Por fim, nos autos do REsp 1.973.397-MG, debateu-se sobre a polêmica da (in)comunicabilidade da qualificadora da paga ao mandante do crime de homicídio. A despeito da compreensão em sentido contrário da 6ª Turma do STJ, a 5ª Turma assentou que “a qualificadora da paga (art. 121, 2º, I, do CP) não é aplicável aos mandantes do homicídio, porque o pagamento é, para eles, a conduta que os integra no concurso de pessoas, mas não o motivo do crime”.
Sobre a temática, coadunamos com o posicionamento da 5ª Turma do STJ com base em dois argumentos fundamentais. Em primeiro lugar, a qualificadora da paga deve ser aplicada ao agente que executou o crime motivado pela recompensa financeira; o mandante do crime age impelido por outras razões, que podem ser valoradas positivamente ou negativamente. Em segundo lugar, o pagamento efetivado pelo mandante tem o condão de formalizar o concurso de pessoas entre ele e o executor do crime. Por conseguinte, utilizar o pagamento para integrar o mandante na qualidade de autor mediato e aplicar a qualificadora da paga configuraria bis in idem.
Conforme se depreende da leitura das duas partes da retrospectiva, em 2022 os tribunais superiores tomaram decisões importantes no cenário do Tribunal do Júri.
Para 2023 ficamos na expectativa do julgamento dos Temas 1.068 e 1.087 pelo Supremo Tribunal Federal, que tratam, respectivamente, da (in)constitucionalidade da prisão automática do réu condenado pelo Tribunal do Júri a uma pena igual ou superior a 15 anos de reclusão (CPP, artigo 492, inciso I, “e”) e da (im)possibilidade de apelação da sentença absolutória quando os jurados afirmam positivamente ao quesito obrigatório e genérico.

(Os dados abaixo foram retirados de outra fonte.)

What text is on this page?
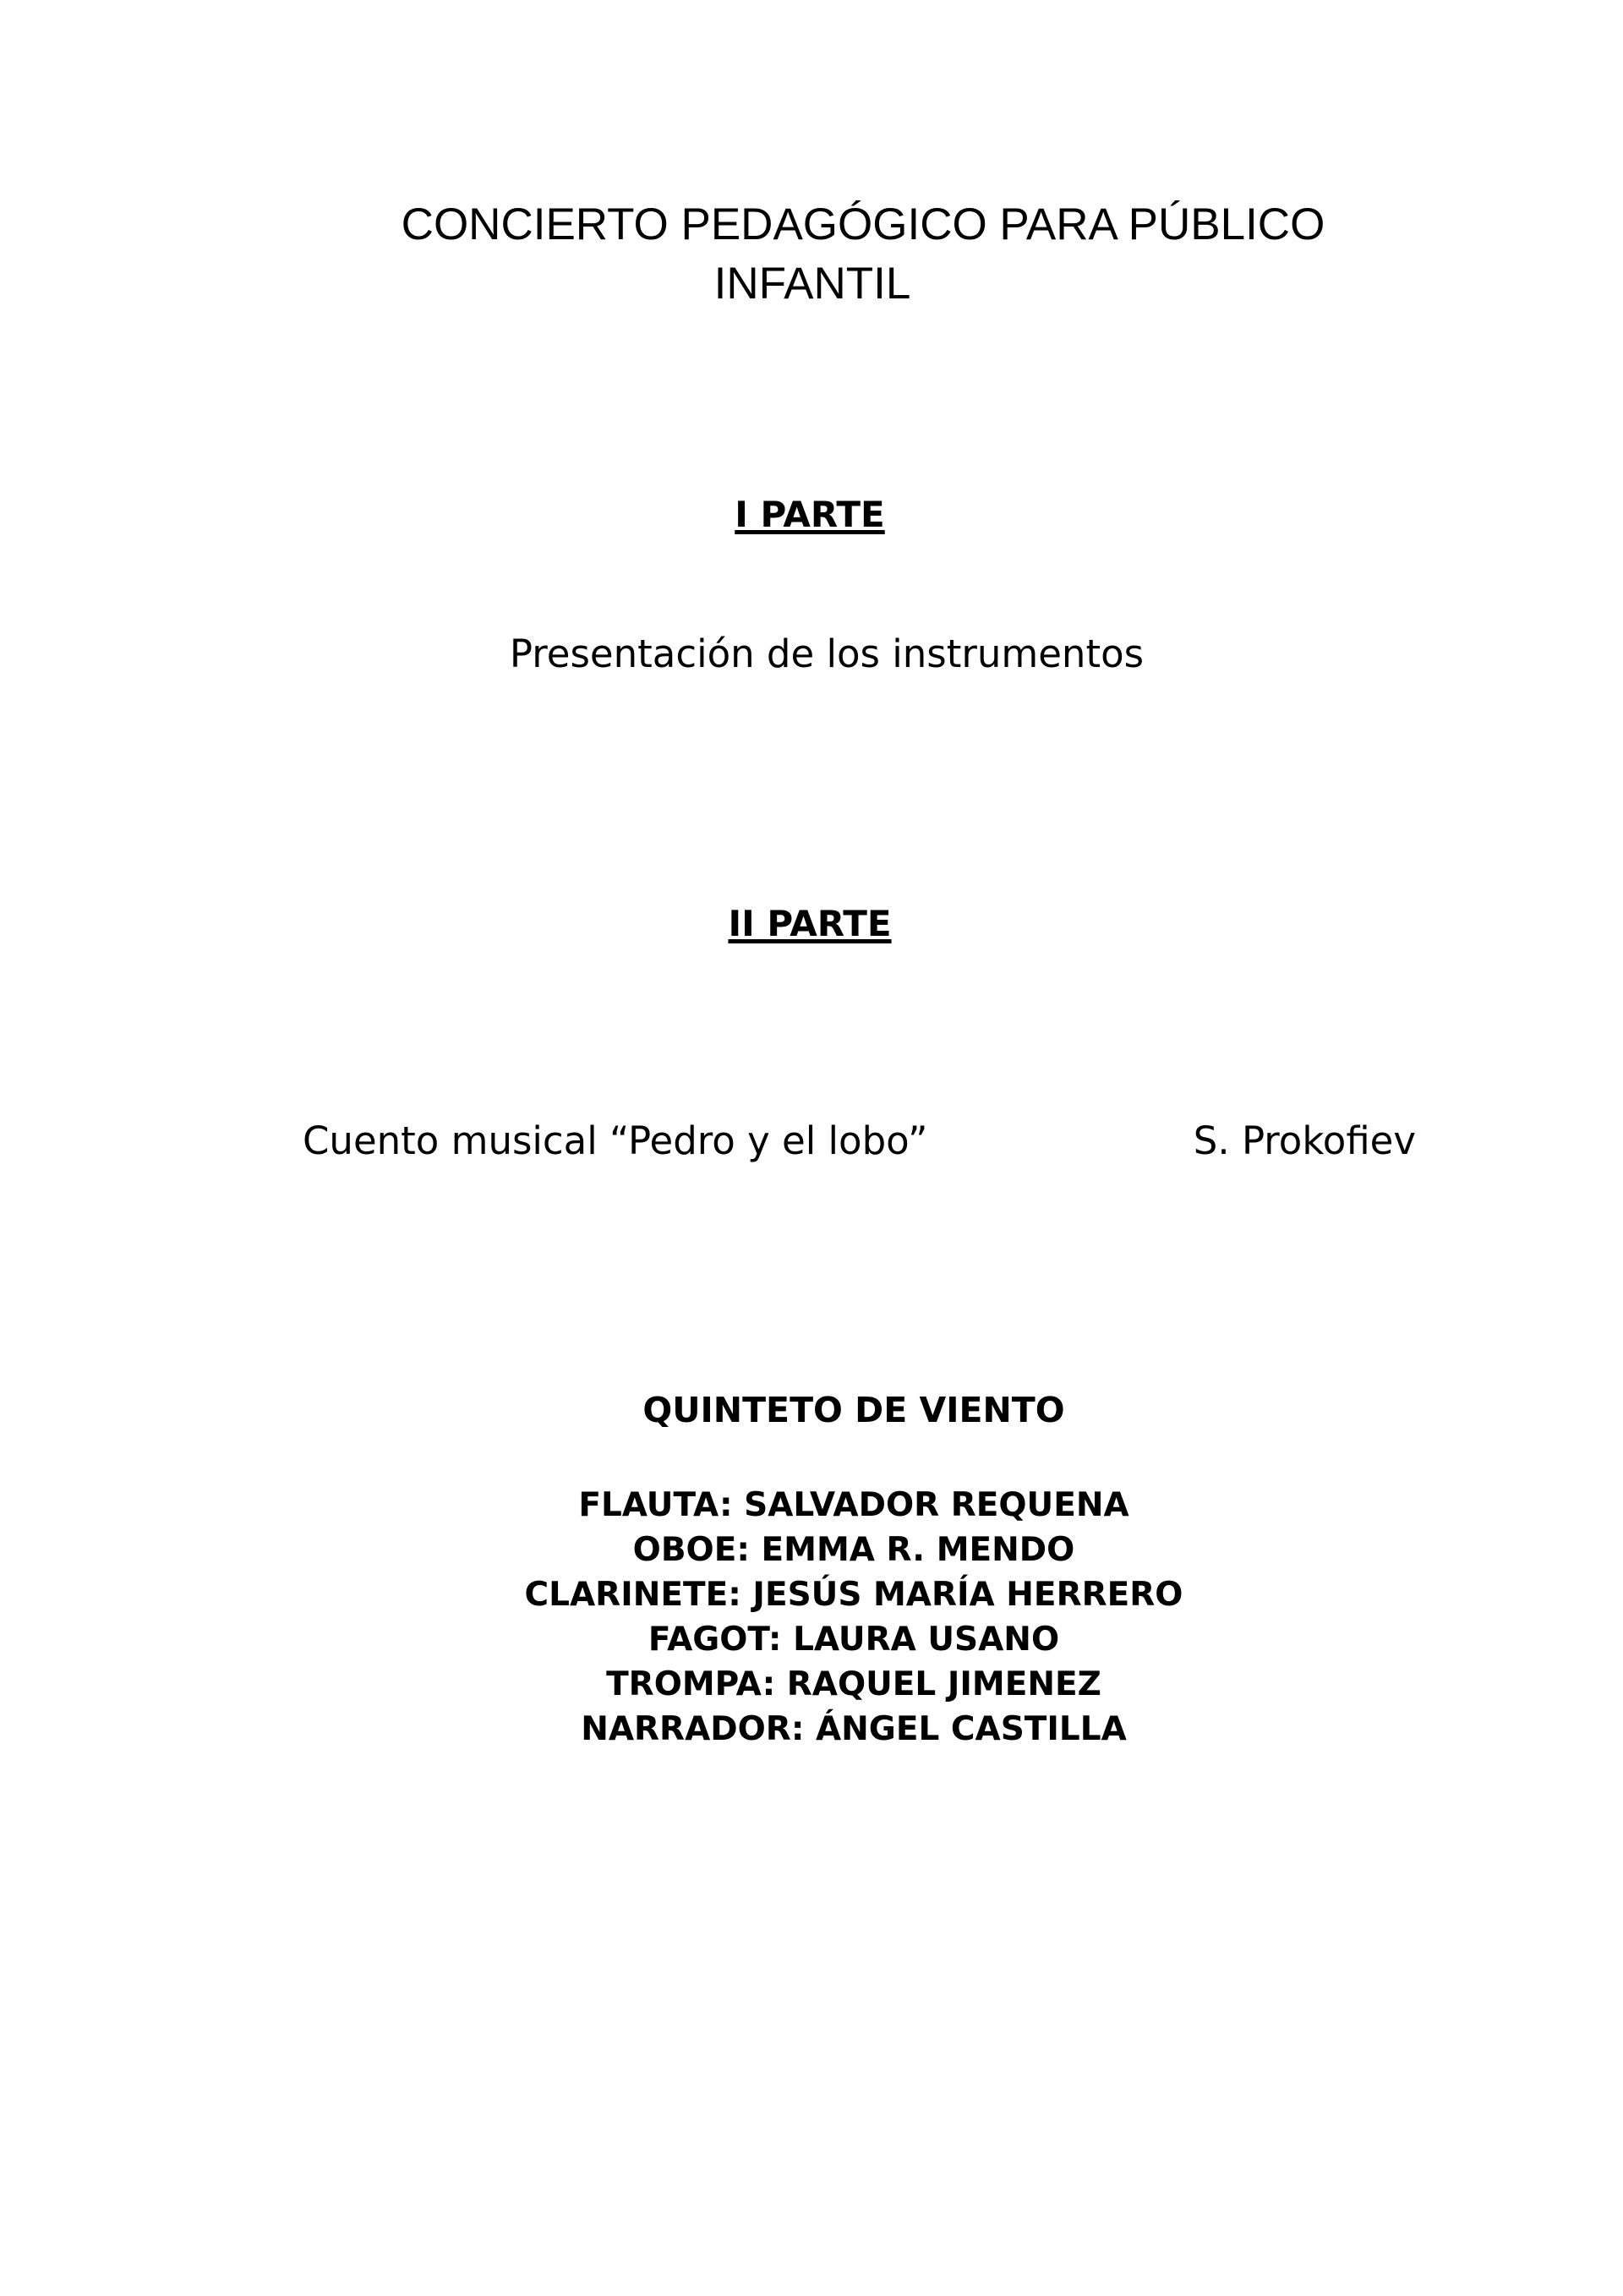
CONCIERTO PEDAGÓGICO PARA PÚBLICO INFANTIL
I PARTE

Presentación de los instrumentos

II PARTE
Cuento musical “Pedro y el lobo”	S. Prokofiev
QUINTETO DE VIENTO
FLAUTA: SALVADOR REQUENA
OBOE: EMMA R. MENDO
CLARINETE: JESÚS MARÍA HERRERO
FAGOT: LAURA USANO
TROMPA: RAQUEL JIMENEZ
NARRADOR: ÁNGEL CASTILLA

O enquadramento topológico do tribunal do júri (artigo 5º, inciso XXXVIII, da CF) indica algo deveras importante: trata-se de um direito fundamental. Esperamos que, em 2023, a Corte Constitucional exerça seu papel de guardiã da Constituição Federal nos julgamentos referidos e reconheça, no julgamento do Tema 1.068, a inconstitucionalidade da prisão automática e, no Tema 1.087, a impossibilidade de apelação pela acusação quando a decisão não versar sobre a questão probatória, tudo em prestígio ao princípio da presunção de inocência, à plenitude de defesa e à soberania dos veredictos, que devem parametrizar o processo penal em um Estado Democrático de Direito [3].
Vale ressaltar que o processo penal de um país deve refletir o posicionamento autoritário ou democrático de sua Constituição.
[1] Sobre o tema, recomendamos o artigo A ausência de motivação dos veredictos no júri, de 8 de outubro de 2022, bem como Tribunal do Júri: deliberação entre os jurados aumenta a qualidade das decisões, de 1 de abril de 2021.
[2] SAMPAIO Denis. Valoração da Prova Penal. O problema do livre convencimento e a necessidade de fixação do método de constatação probatório como viável controle decisório. Florianópolis: Emais, 2022.
[3] Já enfrentamos os dois temas aqui na coluna: A soberania do veredicto absolutório no Tribunal do Júri e a (im)possibilidade recursal, de 20 de agosto de 2022; Considerações sobre o recurso contra a decisão absolutória do júri, de 27 de agosto de 2022; A (in)subsistência da presunção de inocência no Tribunal do Júri, de 17 de dezembro de 2022.